The International Olympic Committee (IOC) Evaluation Commission in Russia to assess Sochi’s bid for the 2014 Winter Olympic Games toured mountain areas Wednesday that are at the centre of environmentalists concerns, reports the Associated Press.

Bid leaders have said Sochi would hold the most compact Winter Games ever, but some environmental activists object to massive developments in the mountains.

Sochi’s bid calls for extensive development at locations in or adjacent to areas UNESCO designated as parts of its Western Caucasus World Heritage Site. According to the Associated Press the designation recognized the areas comparatively pristine nature, including a wide array of plants, trees and wildlife.

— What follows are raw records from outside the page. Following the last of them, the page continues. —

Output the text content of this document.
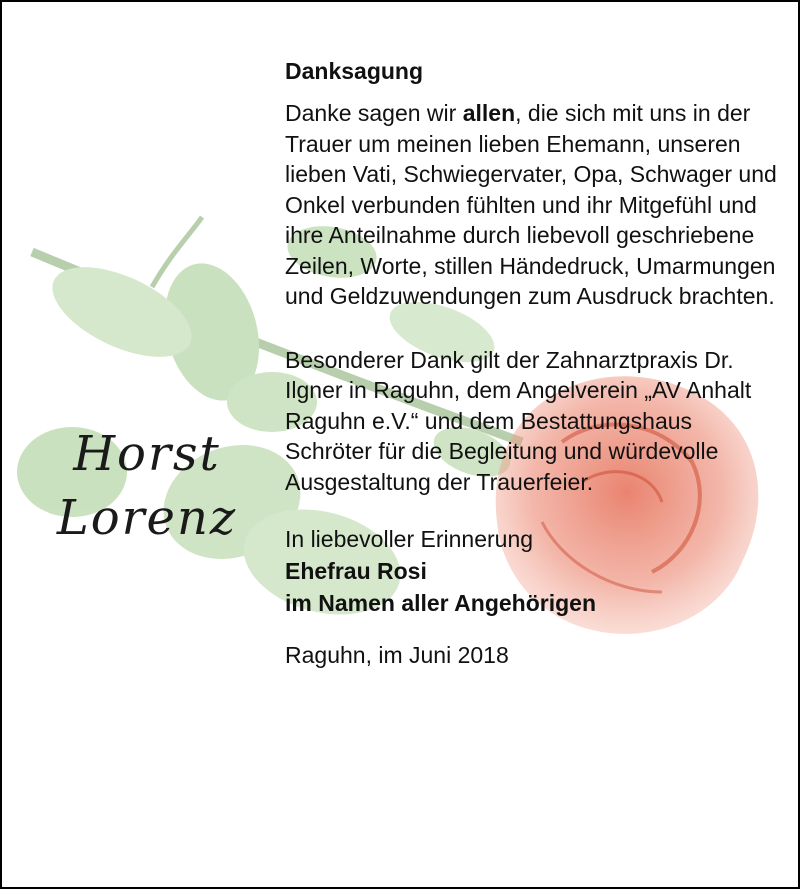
Horst
Lorenz

Danksagung

Danke sagen wir allen, die sich mit uns in der Trauer um meinen lieben Ehemann, unseren lieben Vati, Schwiegervater, Opa, Schwager und Onkel verbunden fühlten und ihr Mitgefühl und ihre Anteilnahme durch liebevoll geschriebene Zeilen, Worte, stillen Händedruck, Umarmungen und Geldzuwendungen zum Ausdruck brachten.

Besonderer Dank gilt der Zahnarztpraxis Dr. Ilgner in Raguhn, dem Angelverein „AV Anhalt Raguhn e.V.“ und dem Bestattungshaus Schröter für die Begleitung und würdevolle Ausgestaltung der Trauerfeier.

In liebevoller Erinnerung

Ehefrau Rosi

im Namen aller Angehörigen

Raguhn, im Juni 2018
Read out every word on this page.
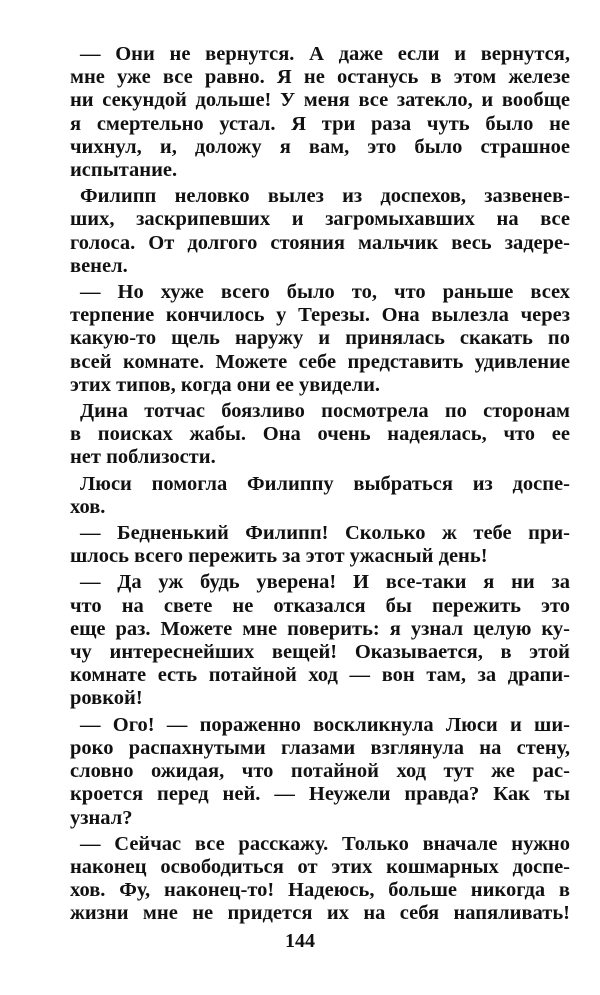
— Они не вернутся. А даже если и вернутся,
мне уже все равно. Я не останусь в этом железе
ни секундой дольше! У меня все затекло, и вообще
я смертельно устал. Я три раза чуть было не
чихнул, и, доложу я вам, это было страшное
испытание.
Филипп неловко вылез из доспехов, зазвенев-
ших, заскрипевших и загромыхавших на все
голоса. От долгого стояния мальчик весь задере-
венел.
— Но хуже всего было то, что раньше всех
терпение кончилось у Терезы. Она вылезла через
какую-то щель наружу и принялась скакать по
всей комнате. Можете себе представить удивление
этих типов, когда они ее увидели.
Дина тотчас боязливо посмотрела по сторонам
в поисках жабы. Она очень надеялась, что ее
нет поблизости.
Люси помогла Филиппу выбраться из доспе-
хов.
— Бедненький Филипп! Сколько ж тебе при-
шлось всего пережить за этот ужасный день!
— Да уж будь уверена! И все-таки я ни за
что на свете не отказался бы пережить это
еще раз. Можете мне поверить: я узнал целую ку-
чу интереснейших вещей! Оказывается, в этой
комнате есть потайной ход — вон там, за драпи-
ровкой!
— Ого! — пораженно воскликнула Люси и ши-
роко распахнутыми глазами взглянула на стену,
словно ожидая, что потайной ход тут же рас-
кроется перед ней. — Неужели правда? Как ты
узнал?
— Сейчас все расскажу. Только вначале нужно
наконец освободиться от этих кошмарных доспе-
хов. Фу, наконец-то! Надеюсь, больше никогда в
жизни мне не придется их на себя напяливать!
144
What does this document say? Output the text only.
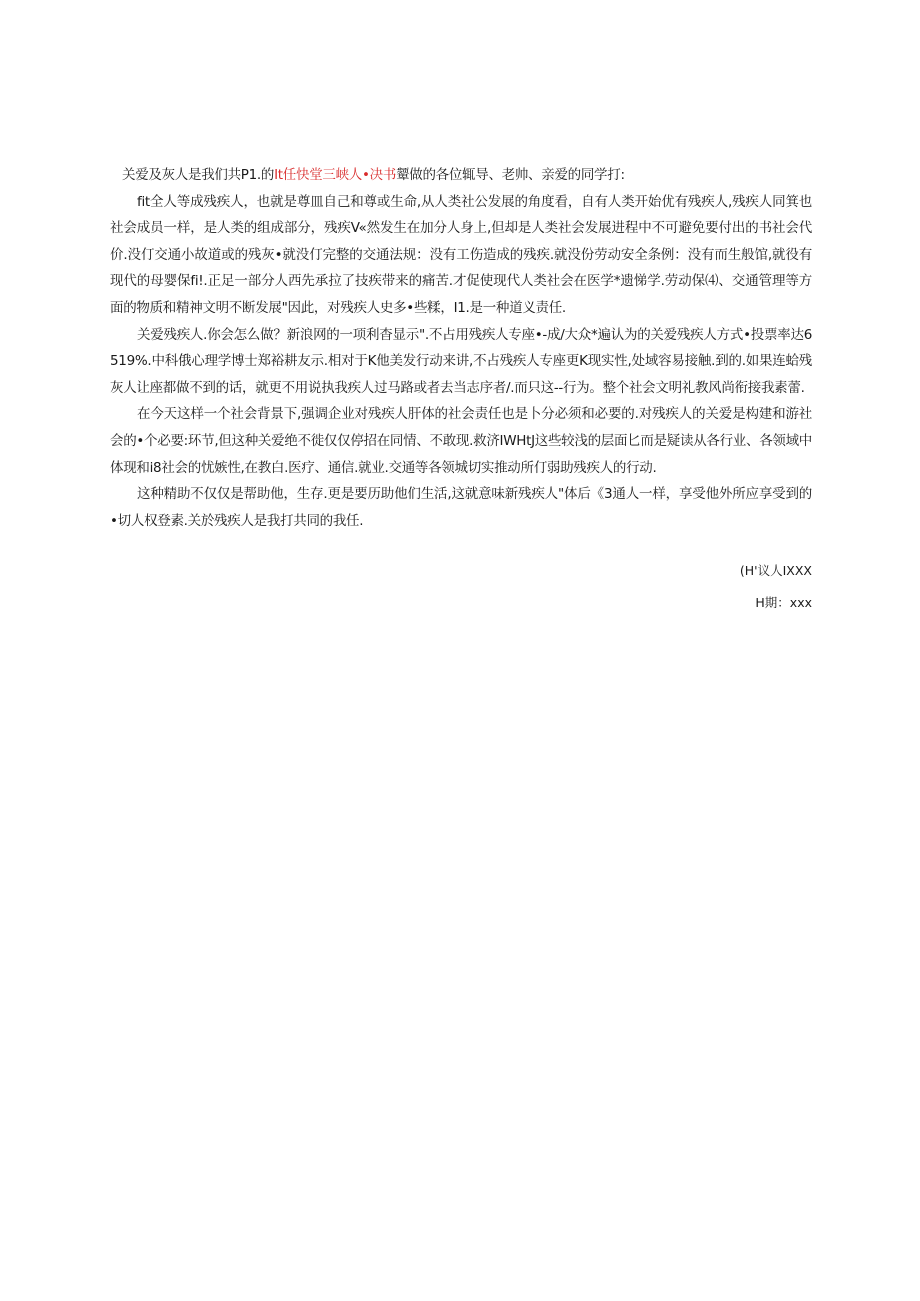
关爱及灰人是我们共P1.的It任快堂三峡人•决书颦做的各位辄导、老帅、亲爱的同学打:

fit全人等成残疾人，也就是尊皿自己和尊或生命,从人类社公发展的角度看，自有人类开始优有残疾人,残疾人同箕也社会成员一样，是人类的组成部分，残疾V«然发生在加分人身上,但却是人类社会发展进程中不可避免要付出的书社会代价.没仃交通小故道或的残灰•就没仃完整的交通法规：没有工伤造成的残疾.就没份劳动安全条例：没有而生般馆,就役有现代的母婴保fi!.正足一部分人西先承拉了技疾带来的痛苦.才促使现代人类社会在医学*遗悌学.劳动保⑷、交通管理等方面的物质和精神文明不断发展"因此，对残疾人史多•些糅，I1.是一种道义责任.

关爱残疾人.你会怎么做？新浪网的一项利杳显示".不占用残疾人专座•-成/大众*遍认为的关爱残疾人方式•投票率达6519%.中科俄心理学博士郑裕耕友示.相对于K他美发行动来讲,不占残疾人专座更K现实性,处域容易接触.到的.如果连蛤残灰人让座都做不到的话，就更不用说执我疾人过马路或者去当志序者/.而只这--行为。整个社会文明礼教风尚衔接我素蕾.

在今天这样一个社会背景下,强调企业对残疾人肝体的社会责任也是卜分必须和必要的.对残疾人的关爱是构建和游社会的•个必要:环节,但这种关爱绝不徙仅仅停招在同情、不敢现.救济IWHtJ这些较浅的层面匕而是疑读从各行业、各领域中体现和i8社会的忧嫉性,在教白.医疗、通信.就业.交通等各领城切实推动所仃弱助残疾人的行动.

这种精助不仅仅是帮助他，生存.更是要历助他们生活,这就意味新残疾人"体后《3通人一样，享受他外所应享受到的•切人权登素.关於残疾人是我打共同的我任.

(H'议人IXXX
H期：xxx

Regional environmental activist Valery Brinnikh told reporters last week the bid’s proposed construction plan “is a crude violation of both Russian and international law”.

Plans for the bobsled and luge tracks had come under particular criticism because of the need to cut down large swaths of trees.

Jerry Anderson of the HOK design firm working with the bid committee said designers of the bobsled course “have gone to great lengths to make sure this is environmentally responsible”.

The head of Greenpeace’s Russian office, Mikhail Kreindlin, said he plans to meet with the IOC team Thursday to discuss ecological concerns.

Reporters following the IOC commission were not taken to the proposed bobsled site Wednesday and unlike PyeongChang, reporters were kept separate from the IOC commission members whose only public statement on Sochi’s bid inspection is scheduled for Friday..

The Rosa Khutor commercial ski base area that would be the venue for downhill skiing and snowboarding is being developed with consultation from the World Wildlife Fund’s Russian office, said the bid committee.

The Associated Press (AP) reports that many of the venues the IOC toured Wednesday required substantial imagination.

Rosa Khutor is “a couple of buildings reached on a rutted road running past tumbledown buildings. The ski-jump facilities proposed for nearby Esto-Sadok are only a model shown in a temporary building near some farmhouses with rusting tractors in their yards”, said AP.

AP writes the ice-sport venues, which the IOC is to tour Thursday, “are even more hypothetical, nothing has been built yet in the area”.

Bid Committee CEO Dmitry Chernyshenko said Wednesday that the need for massive new construction was one of Sochi’s potential strong points. He said, “we aim to provide the entire Olympic community with 21st century state-of-the-art facilities”.

Chernyshenko said that holding the Paralympics could be important for social consciousness in Russia, where the physically disabled are generally more marginalized than in the West. He said, “this will provide a much-needed example for greater inclusion and accessibility in Russia”.